All good and fine, but then press baron Survé resorted to a hatchet job which really ruffled feathers. Instead of tackling the Sunday Times,  Survé chose to smear by extension a reputable sister daily, Business Day. Apparently the Budlender report leads credence to the assertions.

Survé claims, “Sekunjalo are victims of Business Day and its shenanigans and defamatory campaign. There are desperate attempts to characterise the Sekunjalo Group in a negative way using the same Goebbels strategy.”

Which is a bit rich, considering the Cape Times’ own Goebbels strategy. The resulting verbiage escalating into a veritable diatribe against the Tiso Blackstar group in general.

All a case of sour grapes?

Survé’s “The hypocrisy and lies of Business Day”  was perhaps aimed at settling scores from an ealier bout of criticism. One which began with the Independent Group’s self-inflicted Desnois controversy, (a media story about the media), shortly after Survé himself, bought the entire group, with a bit of help from the PIC, (a government pension fund).

Thus we witnessed The Times responding with a spin story all of their own, claiming “PIC voiced ‘concern’ about running of Independent Media” 

This elicited a strange denial from PIC, which was also moved to reveal its shareholding in South Africa’s press, providing information which parliamentarians in the opposition have been trying to get hold of for decades. Surprise, surprise, it turns out that PIC lists:

1. Independent News and Media South Africa – 25%

2. Tiso Blackstar – 10.999%

3. Naspers 16.585%

4. Caxton – 0.955%

5. Primedia – The PIC is exposed to Primedia through an Private Equity Fund

That is a hell of a lot of press share equity for one pension fund, in effect the government own some serious media clout.

And so Independent Media responds to PIC

Or were PIC responding to PIC?

The response contains a a real clanger since the writer obviously hasn’t read Chapter 4 of the TRC Report special commission on the media, and is unaware of our own litigation subsequent to the publication of the report.

So this statement is just plain wrong and idiotic. “It is regrettable that the media did not have a Truth and Reconciliation Commission. This would certainly have surfaced the shenanigans of anti-transformation forces in the media and the network of journalists of a particular generation.”

Not to be outdone,  former 24.com editor, Chris Roper weighed in that “Dr Survé is making our democracy sick”. Resulting in an Op-Ed piece by Ayanda Mdlulu, published by the PIC, sorry INM, labeling Roper a racist. Racism at the centre of Roper’s attack on Independent Media

Roper’s ad hominem attack against Survé  though badly conceived (surely 24.com is making democracy sick?), was certainly camp, “think of Iqbal Survé, that apparent love-child of a strutting peacock and a cheap piñata. ..Dr Iqbal Survé has already done massive damage to the status of a free press in South Africa. Nobody takes his (and I use the word “his” advisedly) newspapers seriously,” opined Roper.
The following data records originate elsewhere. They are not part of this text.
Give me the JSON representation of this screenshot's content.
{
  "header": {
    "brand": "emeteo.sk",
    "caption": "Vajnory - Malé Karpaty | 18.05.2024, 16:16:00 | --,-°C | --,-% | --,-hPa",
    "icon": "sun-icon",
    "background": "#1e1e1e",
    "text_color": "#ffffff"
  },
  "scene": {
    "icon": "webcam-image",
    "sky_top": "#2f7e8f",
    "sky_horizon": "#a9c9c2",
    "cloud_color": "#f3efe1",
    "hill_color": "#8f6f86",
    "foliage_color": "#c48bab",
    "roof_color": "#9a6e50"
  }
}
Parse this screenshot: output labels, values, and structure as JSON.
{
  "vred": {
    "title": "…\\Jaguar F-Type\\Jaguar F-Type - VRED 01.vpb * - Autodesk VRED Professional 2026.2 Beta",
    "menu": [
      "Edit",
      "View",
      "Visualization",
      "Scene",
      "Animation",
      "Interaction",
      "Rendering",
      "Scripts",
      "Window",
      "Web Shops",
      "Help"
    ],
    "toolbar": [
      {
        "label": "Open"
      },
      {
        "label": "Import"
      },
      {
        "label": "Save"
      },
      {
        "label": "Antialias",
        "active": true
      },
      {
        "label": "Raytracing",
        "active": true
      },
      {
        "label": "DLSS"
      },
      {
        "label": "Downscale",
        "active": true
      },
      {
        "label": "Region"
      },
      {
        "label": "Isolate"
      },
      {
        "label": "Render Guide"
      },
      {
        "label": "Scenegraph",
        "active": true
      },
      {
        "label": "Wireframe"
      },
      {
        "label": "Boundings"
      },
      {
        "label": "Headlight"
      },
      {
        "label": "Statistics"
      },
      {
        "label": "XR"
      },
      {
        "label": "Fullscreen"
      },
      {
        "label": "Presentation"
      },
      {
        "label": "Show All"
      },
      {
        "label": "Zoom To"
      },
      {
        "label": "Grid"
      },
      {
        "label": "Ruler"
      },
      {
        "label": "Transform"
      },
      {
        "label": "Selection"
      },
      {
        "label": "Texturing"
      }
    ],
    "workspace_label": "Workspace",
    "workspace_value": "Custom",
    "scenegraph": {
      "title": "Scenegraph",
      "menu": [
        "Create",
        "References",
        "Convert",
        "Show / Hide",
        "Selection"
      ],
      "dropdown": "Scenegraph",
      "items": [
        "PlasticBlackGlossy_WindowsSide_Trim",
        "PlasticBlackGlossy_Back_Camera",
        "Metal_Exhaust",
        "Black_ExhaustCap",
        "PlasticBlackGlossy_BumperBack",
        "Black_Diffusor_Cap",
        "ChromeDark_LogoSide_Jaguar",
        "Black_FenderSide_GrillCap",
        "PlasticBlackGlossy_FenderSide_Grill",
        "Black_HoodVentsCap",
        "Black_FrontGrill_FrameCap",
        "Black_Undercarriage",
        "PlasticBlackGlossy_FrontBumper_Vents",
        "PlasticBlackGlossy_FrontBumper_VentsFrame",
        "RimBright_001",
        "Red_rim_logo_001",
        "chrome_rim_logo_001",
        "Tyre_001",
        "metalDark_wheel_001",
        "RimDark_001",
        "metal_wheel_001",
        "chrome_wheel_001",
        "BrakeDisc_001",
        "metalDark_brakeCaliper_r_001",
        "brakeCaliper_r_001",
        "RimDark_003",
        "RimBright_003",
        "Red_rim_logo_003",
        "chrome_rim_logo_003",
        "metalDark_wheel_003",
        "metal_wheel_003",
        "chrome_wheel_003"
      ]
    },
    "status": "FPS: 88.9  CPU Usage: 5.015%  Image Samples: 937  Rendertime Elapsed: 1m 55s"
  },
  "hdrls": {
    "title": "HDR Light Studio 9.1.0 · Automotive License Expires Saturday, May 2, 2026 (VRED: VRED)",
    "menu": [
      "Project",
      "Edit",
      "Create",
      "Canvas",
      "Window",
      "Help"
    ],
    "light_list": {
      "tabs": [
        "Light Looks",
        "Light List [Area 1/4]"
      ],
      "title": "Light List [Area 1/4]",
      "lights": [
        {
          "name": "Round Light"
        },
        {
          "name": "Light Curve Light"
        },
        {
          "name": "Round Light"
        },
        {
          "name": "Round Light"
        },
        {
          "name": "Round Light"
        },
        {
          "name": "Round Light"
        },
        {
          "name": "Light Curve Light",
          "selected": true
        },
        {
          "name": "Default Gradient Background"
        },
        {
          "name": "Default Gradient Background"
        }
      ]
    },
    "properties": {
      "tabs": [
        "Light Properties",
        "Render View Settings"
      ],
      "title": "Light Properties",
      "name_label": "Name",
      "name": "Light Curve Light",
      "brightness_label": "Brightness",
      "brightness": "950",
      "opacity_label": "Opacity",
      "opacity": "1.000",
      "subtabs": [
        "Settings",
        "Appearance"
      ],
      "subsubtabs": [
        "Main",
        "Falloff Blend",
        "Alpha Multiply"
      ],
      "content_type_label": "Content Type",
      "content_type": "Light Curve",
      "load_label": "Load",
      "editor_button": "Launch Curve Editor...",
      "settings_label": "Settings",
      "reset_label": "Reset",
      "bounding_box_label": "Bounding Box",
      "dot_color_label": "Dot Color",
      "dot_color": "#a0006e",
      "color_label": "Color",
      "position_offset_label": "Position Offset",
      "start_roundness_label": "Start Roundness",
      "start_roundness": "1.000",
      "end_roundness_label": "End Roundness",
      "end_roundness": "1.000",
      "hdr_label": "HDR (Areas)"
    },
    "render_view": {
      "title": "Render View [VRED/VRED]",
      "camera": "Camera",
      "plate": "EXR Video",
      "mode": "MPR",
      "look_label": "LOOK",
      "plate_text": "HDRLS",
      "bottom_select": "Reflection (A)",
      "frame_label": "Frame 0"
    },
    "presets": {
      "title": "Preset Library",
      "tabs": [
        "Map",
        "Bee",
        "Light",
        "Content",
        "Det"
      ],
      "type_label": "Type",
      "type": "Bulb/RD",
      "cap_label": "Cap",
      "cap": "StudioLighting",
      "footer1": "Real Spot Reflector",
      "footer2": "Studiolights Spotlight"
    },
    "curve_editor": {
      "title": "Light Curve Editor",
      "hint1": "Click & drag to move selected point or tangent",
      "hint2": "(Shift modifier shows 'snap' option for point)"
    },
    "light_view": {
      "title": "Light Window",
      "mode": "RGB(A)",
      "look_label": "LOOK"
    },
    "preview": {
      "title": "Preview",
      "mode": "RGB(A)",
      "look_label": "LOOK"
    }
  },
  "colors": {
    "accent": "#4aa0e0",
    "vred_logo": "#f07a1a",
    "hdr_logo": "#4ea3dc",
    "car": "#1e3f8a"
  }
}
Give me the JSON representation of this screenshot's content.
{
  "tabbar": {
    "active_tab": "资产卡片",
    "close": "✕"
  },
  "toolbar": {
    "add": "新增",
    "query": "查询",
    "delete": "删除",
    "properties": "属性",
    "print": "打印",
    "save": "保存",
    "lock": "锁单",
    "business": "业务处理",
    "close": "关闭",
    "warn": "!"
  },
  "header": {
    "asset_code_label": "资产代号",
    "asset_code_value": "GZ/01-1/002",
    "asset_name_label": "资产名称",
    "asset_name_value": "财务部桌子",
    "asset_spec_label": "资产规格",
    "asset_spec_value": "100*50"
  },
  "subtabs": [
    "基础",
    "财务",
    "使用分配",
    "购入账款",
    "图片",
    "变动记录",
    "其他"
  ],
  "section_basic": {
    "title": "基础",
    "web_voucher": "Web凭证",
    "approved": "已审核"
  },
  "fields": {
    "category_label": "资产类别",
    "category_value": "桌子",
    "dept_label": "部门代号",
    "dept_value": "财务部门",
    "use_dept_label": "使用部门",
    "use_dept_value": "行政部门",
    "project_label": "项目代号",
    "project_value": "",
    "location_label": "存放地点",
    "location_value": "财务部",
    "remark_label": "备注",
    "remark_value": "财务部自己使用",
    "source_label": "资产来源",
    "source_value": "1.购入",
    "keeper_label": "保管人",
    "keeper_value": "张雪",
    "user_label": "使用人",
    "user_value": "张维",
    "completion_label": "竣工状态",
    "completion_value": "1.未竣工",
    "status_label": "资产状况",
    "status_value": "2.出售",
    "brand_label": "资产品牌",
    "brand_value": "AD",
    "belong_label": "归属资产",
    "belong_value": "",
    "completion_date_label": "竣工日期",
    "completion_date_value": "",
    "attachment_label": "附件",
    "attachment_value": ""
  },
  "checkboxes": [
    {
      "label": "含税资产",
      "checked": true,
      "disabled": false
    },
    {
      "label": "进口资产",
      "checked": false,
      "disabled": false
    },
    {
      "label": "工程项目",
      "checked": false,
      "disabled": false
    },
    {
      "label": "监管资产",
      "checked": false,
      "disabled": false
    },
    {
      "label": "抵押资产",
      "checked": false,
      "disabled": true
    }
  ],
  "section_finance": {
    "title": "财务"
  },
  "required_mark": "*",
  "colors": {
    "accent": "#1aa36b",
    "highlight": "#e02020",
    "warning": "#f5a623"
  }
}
NM veteran Dougie Oakes’ was however more balsy and to the point.

Time to go, Iqbal paints a picture of an ailing news organisation. “I’ve never come across a newspaper where a persona non grata list of letter writers forms part of its editorial policy,” writes Oakes. Chilling but not hard to imagine, given the machinations of the former Argus Group.

Meanwhile, Hans Pienaar revealed that Vrye Weekblad was all just a right-wing front, which allowed the Nationalists to negotiate a better deal with the ANC.